Giant Hogweed – Heracleum mantegazzianum – AVOID
Giant Hogweed can be found  at the edges of forests, alongside roads, in fields and forests, beside streams - preferring areas with wet, moist soil and  large amounts of sunlight. This invasive species has been spotted near the center of southern Vancouver Island and in Duncan. Giant Hogweed can grow up to 14 feet tall with thick leaves stretching five feet widened large clusters of white flowers in an umbrella-shape atop the plant. The stems are green with small purple blotches and white hairs. The clear, watery sap of the Giant Hogweed contains toxins that can cause severe dermatitis - inflammation of the skin. As well the sap causes serious burns when on skin and exposed to sunlight while if the sap gets into your eyes it can cause temporary  blindness. The symptoms will occur within 48 hours and consist of painful blisters that leave purplish scars that last for years.

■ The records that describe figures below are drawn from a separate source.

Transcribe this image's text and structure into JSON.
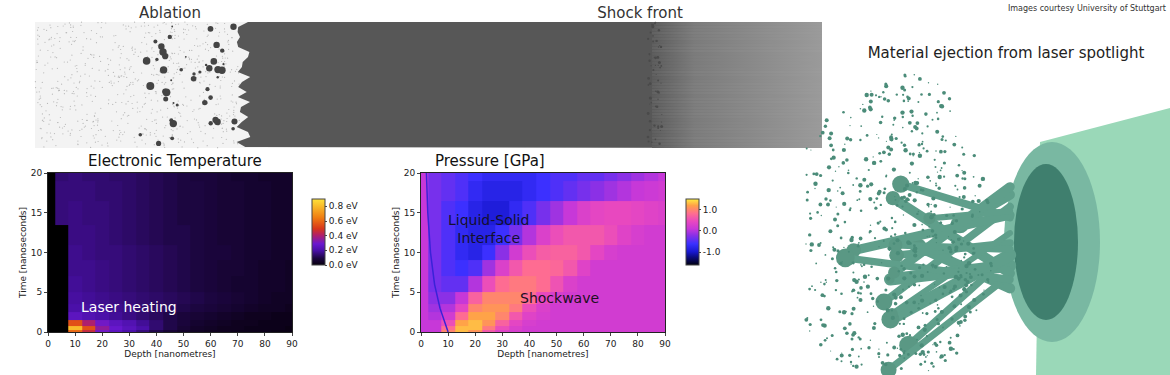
{
  "banner": {
    "labels": [
      "Ablation",
      "Shock front"
    ]
  },
  "render": {
    "title": "Material ejection from laser spotlight"
  },
  "credit": "Images courtesy University of Stuttgart",
  "chart_data": [
    {
      "type": "heatmap",
      "title": "Electronic Temperature",
      "x_label": "Depth [nanometres]",
      "y_label": "Time [nanoseconds]",
      "x": [
        0,
        5,
        10,
        15,
        20,
        25,
        30,
        35,
        40,
        45,
        50,
        55,
        60,
        65,
        70,
        75,
        80,
        85,
        90
      ],
      "y": [
        0,
        0.5,
        1,
        2,
        3,
        4,
        6,
        8,
        10,
        12,
        15,
        18,
        20
      ],
      "cells": [
        [
          null,
          null,
          0.6,
          0.45,
          0.3,
          0.25,
          0.2,
          0.15,
          0.1,
          0.07,
          0.05,
          0.04,
          0.03,
          0.03,
          0.02,
          0.02,
          0.02,
          0.01,
          0.01
        ],
        [
          null,
          null,
          0.8,
          0.55,
          0.35,
          0.28,
          0.24,
          0.2,
          0.14,
          0.1,
          0.07,
          0.05,
          0.04,
          0.03,
          0.03,
          0.02,
          0.02,
          0.02,
          0.01
        ],
        [
          null,
          null,
          0.55,
          0.4,
          0.3,
          0.25,
          0.22,
          0.18,
          0.14,
          0.1,
          0.08,
          0.06,
          0.05,
          0.04,
          0.03,
          0.03,
          0.02,
          0.02,
          0.02
        ],
        [
          null,
          null,
          0.25,
          0.22,
          0.2,
          0.18,
          0.16,
          0.14,
          0.12,
          0.1,
          0.08,
          0.07,
          0.06,
          0.05,
          0.04,
          0.03,
          0.03,
          0.02,
          0.02
        ],
        [
          null,
          null,
          0.2,
          0.19,
          0.18,
          0.17,
          0.16,
          0.14,
          0.13,
          0.12,
          0.1,
          0.09,
          0.08,
          0.07,
          0.06,
          0.05,
          0.04,
          0.04,
          0.03
        ],
        [
          null,
          null,
          0.19,
          0.18,
          0.17,
          0.16,
          0.15,
          0.14,
          0.13,
          0.12,
          0.11,
          0.1,
          0.09,
          0.08,
          0.07,
          0.06,
          0.05,
          0.04,
          0.04
        ],
        [
          null,
          null,
          0.18,
          0.17,
          0.16,
          0.15,
          0.14,
          0.13,
          0.12,
          0.11,
          0.1,
          0.09,
          0.08,
          0.07,
          0.06,
          0.06,
          0.05,
          0.05,
          0.04
        ],
        [
          null,
          null,
          0.17,
          0.17,
          0.16,
          0.15,
          0.14,
          0.13,
          0.12,
          0.11,
          0.1,
          0.09,
          0.08,
          0.07,
          0.07,
          0.06,
          0.05,
          0.05,
          0.04
        ],
        [
          null,
          null,
          0.17,
          0.16,
          0.15,
          0.15,
          0.14,
          0.13,
          0.12,
          0.11,
          0.1,
          0.09,
          0.08,
          0.08,
          0.07,
          0.06,
          0.06,
          0.05,
          0.05
        ],
        [
          null,
          null,
          0.16,
          0.16,
          0.15,
          0.14,
          0.13,
          0.12,
          0.11,
          0.1,
          0.1,
          0.09,
          0.08,
          0.07,
          0.07,
          0.06,
          0.06,
          0.05,
          0.05
        ],
        [
          null,
          0.15,
          0.16,
          0.15,
          0.15,
          0.14,
          0.13,
          0.12,
          0.11,
          0.1,
          0.09,
          0.09,
          0.08,
          0.07,
          0.07,
          0.06,
          0.06,
          0.05,
          0.05
        ],
        [
          null,
          0.15,
          0.15,
          0.15,
          0.14,
          0.14,
          0.13,
          0.12,
          0.11,
          0.1,
          0.09,
          0.09,
          0.08,
          0.07,
          0.07,
          0.06,
          0.06,
          0.05,
          0.05
        ],
        [
          null,
          0.14,
          0.15,
          0.14,
          0.14,
          0.13,
          0.13,
          0.12,
          0.11,
          0.1,
          0.09,
          0.08,
          0.08,
          0.07,
          0.06,
          0.06,
          0.05,
          0.05,
          0.05
        ]
      ],
      "xlim": [
        0,
        90
      ],
      "xticks": [
        0,
        10,
        20,
        30,
        40,
        50,
        60,
        70,
        80,
        90
      ],
      "ylim": [
        0,
        20
      ],
      "yticks": [
        0,
        5,
        10,
        15,
        20
      ],
      "colorbar": {
        "range": [
          0,
          0.9
        ],
        "ticks": [
          {
            "value": 0,
            "label": "0.0 eV"
          },
          {
            "value": 0.2,
            "label": "0.2 eV"
          },
          {
            "value": 0.4,
            "label": "0.4 eV"
          },
          {
            "value": 0.6,
            "label": "0.6 eV"
          },
          {
            "value": 0.8,
            "label": "0.8 eV"
          }
        ]
      },
      "annotations": [
        {
          "text": "Laser heating",
          "x": 30,
          "y": 3.1,
          "color": "#ffffff"
        }
      ]
    },
    {
      "type": "heatmap",
      "title": "Pressure [GPa]",
      "x_label": "Depth [nanometres]",
      "y_label": "Time [nanoseconds]",
      "x": [
        0,
        5,
        10,
        15,
        20,
        25,
        30,
        35,
        40,
        45,
        50,
        55,
        60,
        65,
        70,
        75,
        80,
        85,
        90
      ],
      "y": [
        0,
        0.5,
        1,
        2,
        3,
        4,
        6,
        8,
        10,
        12,
        15,
        18,
        20
      ],
      "cells": [
        [
          0.1,
          0.1,
          1.0,
          1.3,
          1.1,
          0.6,
          0.35,
          0.25,
          0.2,
          0.2,
          0.2,
          0.2,
          0.2,
          0.2,
          0.2,
          0.2,
          0.2,
          0.2,
          0.2
        ],
        [
          0.1,
          0.1,
          0.8,
          1.3,
          1.3,
          0.9,
          0.5,
          0.3,
          0.2,
          0.2,
          0.2,
          0.2,
          0.2,
          0.2,
          0.2,
          0.2,
          0.2,
          0.2,
          0.2
        ],
        [
          0.1,
          0.1,
          0.5,
          1.2,
          1.3,
          1.1,
          0.7,
          0.4,
          0.25,
          0.2,
          0.2,
          0.2,
          0.2,
          0.2,
          0.2,
          0.2,
          0.2,
          0.2,
          0.2
        ],
        [
          0.1,
          0.0,
          0.2,
          0.8,
          1.2,
          1.2,
          1.0,
          0.6,
          0.35,
          0.25,
          0.2,
          0.2,
          0.2,
          0.2,
          0.2,
          0.2,
          0.2,
          0.2,
          0.2
        ],
        [
          0.1,
          -0.1,
          0.0,
          0.4,
          1.0,
          1.1,
          1.1,
          0.9,
          0.5,
          0.3,
          0.2,
          0.2,
          0.2,
          0.2,
          0.2,
          0.2,
          0.2,
          0.2,
          0.2
        ],
        [
          0.1,
          -0.2,
          -0.2,
          0.1,
          0.7,
          1.0,
          1.0,
          1.0,
          0.8,
          0.45,
          0.25,
          0.2,
          0.2,
          0.2,
          0.2,
          0.2,
          0.2,
          0.2,
          0.2
        ],
        [
          0.1,
          -0.3,
          -0.4,
          -0.4,
          0.0,
          0.5,
          0.8,
          0.9,
          0.9,
          0.8,
          0.55,
          0.3,
          0.2,
          0.2,
          0.2,
          0.2,
          0.2,
          0.2,
          0.2
        ],
        [
          0.1,
          -0.3,
          -0.5,
          -0.6,
          -0.5,
          -0.1,
          0.3,
          0.6,
          0.8,
          0.8,
          0.75,
          0.6,
          0.35,
          0.2,
          0.2,
          0.2,
          0.2,
          0.2,
          0.2
        ],
        [
          0.1,
          -0.3,
          -0.5,
          -0.7,
          -0.8,
          -0.6,
          -0.2,
          0.2,
          0.5,
          0.65,
          0.7,
          0.7,
          0.6,
          0.4,
          0.25,
          0.2,
          0.2,
          0.2,
          0.2
        ],
        [
          0.1,
          -0.3,
          -0.5,
          -0.7,
          -0.8,
          -0.8,
          -0.6,
          -0.3,
          0.0,
          0.3,
          0.5,
          0.6,
          0.6,
          0.6,
          0.5,
          0.35,
          0.25,
          0.2,
          0.2
        ],
        [
          0.1,
          -0.3,
          -0.5,
          -0.6,
          -0.8,
          -0.9,
          -0.9,
          -0.7,
          -0.5,
          -0.3,
          -0.1,
          0.1,
          0.3,
          0.4,
          0.45,
          0.45,
          0.4,
          0.35,
          0.3
        ],
        [
          0.1,
          -0.3,
          -0.4,
          -0.5,
          -0.7,
          -0.8,
          -0.8,
          -0.8,
          -0.7,
          -0.6,
          -0.5,
          -0.4,
          -0.3,
          -0.2,
          -0.1,
          0.0,
          0.1,
          0.15,
          0.2
        ],
        [
          0.1,
          -0.3,
          -0.4,
          -0.5,
          -0.6,
          -0.7,
          -0.7,
          -0.7,
          -0.7,
          -0.6,
          -0.5,
          -0.5,
          -0.4,
          -0.4,
          -0.3,
          -0.2,
          -0.1,
          0.0,
          0.1
        ]
      ],
      "series": [
        {
          "x": [
            10,
            7,
            5,
            3.5,
            2.5,
            2
          ],
          "values": [
            0,
            3,
            6,
            10,
            15,
            20
          ],
          "color": "#3a22d8"
        }
      ],
      "xlim": [
        0,
        90
      ],
      "xticks": [
        0,
        10,
        20,
        30,
        40,
        50,
        60,
        70,
        80,
        90
      ],
      "ylim": [
        0,
        20
      ],
      "yticks": [
        0,
        5,
        10,
        15,
        20
      ],
      "colorbar": {
        "range": [
          -1.6,
          1.5
        ],
        "ticks": [
          {
            "value": -1,
            "label": "-1.0"
          },
          {
            "value": 0,
            "label": "0.0"
          },
          {
            "value": 1,
            "label": "1.0"
          }
        ]
      },
      "annotations": [
        {
          "text": [
            "Liquid-Solid",
            "Interface"
          ],
          "x": 25,
          "y": 13,
          "color": "#141030"
        },
        {
          "text": "Shockwave",
          "x": 51,
          "y": 4.3,
          "color": "#201020"
        }
      ]
    }
  ]
}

Northern Bedstraw – Galium Boreale -LOOK FOR
This plant can be found in Strathcona Provincial Park, specifically on the Paradise Meadows Hike and grows on rocky slopes and stream sides. It can be identified by its clumped white flowers, narrow leaves and smooth stem. The leaves of this plant can be eaten raw or cooked while a tea can be made from white flowering stems and is used to stop bleeding and soothe sore muscles. It is also  used as a weight loss aid and induces perspiration and urine production. On a side not however, people with poor circulation and/or with  Diabetes should avoid consuming this plant.